LILRA1
LILRA1 (Leukocyte Immunoglobulin-Like Receptor A1), also known as ILT1 (Immunoglobulin-Like Transcript 1) and CD85a, is a protein encoded by the LILRA1 gene in humans. It belongs to the leukocyte immunoglobulin-like receptor (LILR) family, which are a group of transmembrane glycoproteins expressed primarily on immune cells, including monocytes, macrophages, dendritic cells, neutrophils, B cells, and some T cells.
LILRA1 functions as an inhibitory receptor. Its extracellular domain contains four immunoglobulin-like domains, which bind to classical and non-classical HLA class I molecules (MHC class I). Engagement of LILRA1 by HLA class I molecules on target cells delivers an inhibitory signal into the immune cell. This inhibitory signal is transduced via immunoreceptor tyrosine-based inhibition motifs (ITIMs) located in its cytoplasmic tail, leading to the recruitment of phosphatases such as SHP-1 and SHP-2. These phosphatases dephosphorylate signaling molecules involved in immune cell activation, thereby suppressing immune responses.
The binding of LILRA1 to HLA class I molecules has important implications for immune regulation. By interacting with HLA-G, a non-classical HLA class I molecule with restricted tissue expression, LILRA1 plays a role in maternal-fetal tolerance at the maternal-fetal interface, preventing the mother's immune system from rejecting the fetus. It also contributes to the regulation of inflammatory responses, preventing excessive inflammation and tissue damage in autoimmune diseases and chronic infections.
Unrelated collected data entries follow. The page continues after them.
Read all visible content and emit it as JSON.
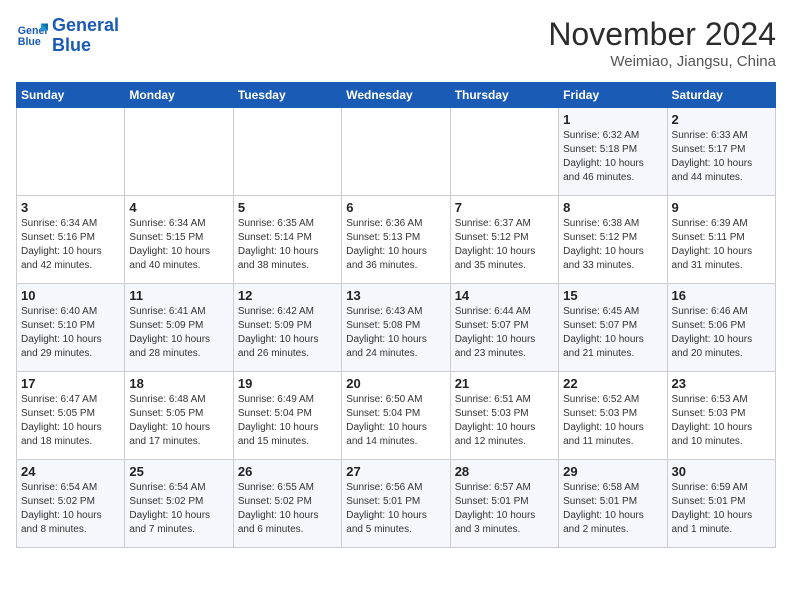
{
  "logo": {
    "line1": "General",
    "line2": "Blue"
  },
  "title": "November 2024",
  "location": "Weimiao, Jiangsu, China",
  "days_of_week": [
    "Sunday",
    "Monday",
    "Tuesday",
    "Wednesday",
    "Thursday",
    "Friday",
    "Saturday"
  ],
  "weeks": [
    [
      {
        "day": "",
        "info": ""
      },
      {
        "day": "",
        "info": ""
      },
      {
        "day": "",
        "info": ""
      },
      {
        "day": "",
        "info": ""
      },
      {
        "day": "",
        "info": ""
      },
      {
        "day": "1",
        "info": "Sunrise: 6:32 AM\nSunset: 5:18 PM\nDaylight: 10 hours\nand 46 minutes."
      },
      {
        "day": "2",
        "info": "Sunrise: 6:33 AM\nSunset: 5:17 PM\nDaylight: 10 hours\nand 44 minutes."
      }
    ],
    [
      {
        "day": "3",
        "info": "Sunrise: 6:34 AM\nSunset: 5:16 PM\nDaylight: 10 hours\nand 42 minutes."
      },
      {
        "day": "4",
        "info": "Sunrise: 6:34 AM\nSunset: 5:15 PM\nDaylight: 10 hours\nand 40 minutes."
      },
      {
        "day": "5",
        "info": "Sunrise: 6:35 AM\nSunset: 5:14 PM\nDaylight: 10 hours\nand 38 minutes."
      },
      {
        "day": "6",
        "info": "Sunrise: 6:36 AM\nSunset: 5:13 PM\nDaylight: 10 hours\nand 36 minutes."
      },
      {
        "day": "7",
        "info": "Sunrise: 6:37 AM\nSunset: 5:12 PM\nDaylight: 10 hours\nand 35 minutes."
      },
      {
        "day": "8",
        "info": "Sunrise: 6:38 AM\nSunset: 5:12 PM\nDaylight: 10 hours\nand 33 minutes."
      },
      {
        "day": "9",
        "info": "Sunrise: 6:39 AM\nSunset: 5:11 PM\nDaylight: 10 hours\nand 31 minutes."
      }
    ],
    [
      {
        "day": "10",
        "info": "Sunrise: 6:40 AM\nSunset: 5:10 PM\nDaylight: 10 hours\nand 29 minutes."
      },
      {
        "day": "11",
        "info": "Sunrise: 6:41 AM\nSunset: 5:09 PM\nDaylight: 10 hours\nand 28 minutes."
      },
      {
        "day": "12",
        "info": "Sunrise: 6:42 AM\nSunset: 5:09 PM\nDaylight: 10 hours\nand 26 minutes."
      },
      {
        "day": "13",
        "info": "Sunrise: 6:43 AM\nSunset: 5:08 PM\nDaylight: 10 hours\nand 24 minutes."
      },
      {
        "day": "14",
        "info": "Sunrise: 6:44 AM\nSunset: 5:07 PM\nDaylight: 10 hours\nand 23 minutes."
      },
      {
        "day": "15",
        "info": "Sunrise: 6:45 AM\nSunset: 5:07 PM\nDaylight: 10 hours\nand 21 minutes."
      },
      {
        "day": "16",
        "info": "Sunrise: 6:46 AM\nSunset: 5:06 PM\nDaylight: 10 hours\nand 20 minutes."
      }
    ],
    [
      {
        "day": "17",
        "info": "Sunrise: 6:47 AM\nSunset: 5:05 PM\nDaylight: 10 hours\nand 18 minutes."
      },
      {
        "day": "18",
        "info": "Sunrise: 6:48 AM\nSunset: 5:05 PM\nDaylight: 10 hours\nand 17 minutes."
      },
      {
        "day": "19",
        "info": "Sunrise: 6:49 AM\nSunset: 5:04 PM\nDaylight: 10 hours\nand 15 minutes."
      },
      {
        "day": "20",
        "info": "Sunrise: 6:50 AM\nSunset: 5:04 PM\nDaylight: 10 hours\nand 14 minutes."
      },
      {
        "day": "21",
        "info": "Sunrise: 6:51 AM\nSunset: 5:03 PM\nDaylight: 10 hours\nand 12 minutes."
      },
      {
        "day": "22",
        "info": "Sunrise: 6:52 AM\nSunset: 5:03 PM\nDaylight: 10 hours\nand 11 minutes."
      },
      {
        "day": "23",
        "info": "Sunrise: 6:53 AM\nSunset: 5:03 PM\nDaylight: 10 hours\nand 10 minutes."
      }
    ],
    [
      {
        "day": "24",
        "info": "Sunrise: 6:54 AM\nSunset: 5:02 PM\nDaylight: 10 hours\nand 8 minutes."
      },
      {
        "day": "25",
        "info": "Sunrise: 6:54 AM\nSunset: 5:02 PM\nDaylight: 10 hours\nand 7 minutes."
      },
      {
        "day": "26",
        "info": "Sunrise: 6:55 AM\nSunset: 5:02 PM\nDaylight: 10 hours\nand 6 minutes."
      },
      {
        "day": "27",
        "info": "Sunrise: 6:56 AM\nSunset: 5:01 PM\nDaylight: 10 hours\nand 5 minutes."
      },
      {
        "day": "28",
        "info": "Sunrise: 6:57 AM\nSunset: 5:01 PM\nDaylight: 10 hours\nand 3 minutes."
      },
      {
        "day": "29",
        "info": "Sunrise: 6:58 AM\nSunset: 5:01 PM\nDaylight: 10 hours\nand 2 minutes."
      },
      {
        "day": "30",
        "info": "Sunrise: 6:59 AM\nSunset: 5:01 PM\nDaylight: 10 hours\nand 1 minute."
      }
    ]
  ]
}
Genetic polymorphisms in the LILRA1 gene have been associated with susceptibility to various diseases, including autoimmune disorders, viral infections, and cancer. These associations suggest that variations in LILRA1 expression or function can influence immune responses and disease outcomes.
In summary, LILRA1 is an inhibitory receptor that plays a crucial role in regulating immune cell function by interacting with HLA class I molecules and delivering inhibitory signals. Its involvement in maternal-fetal tolerance and the regulation of inflammation highlights its importance in maintaining immune homeostasis and preventing immune-mediated diseases.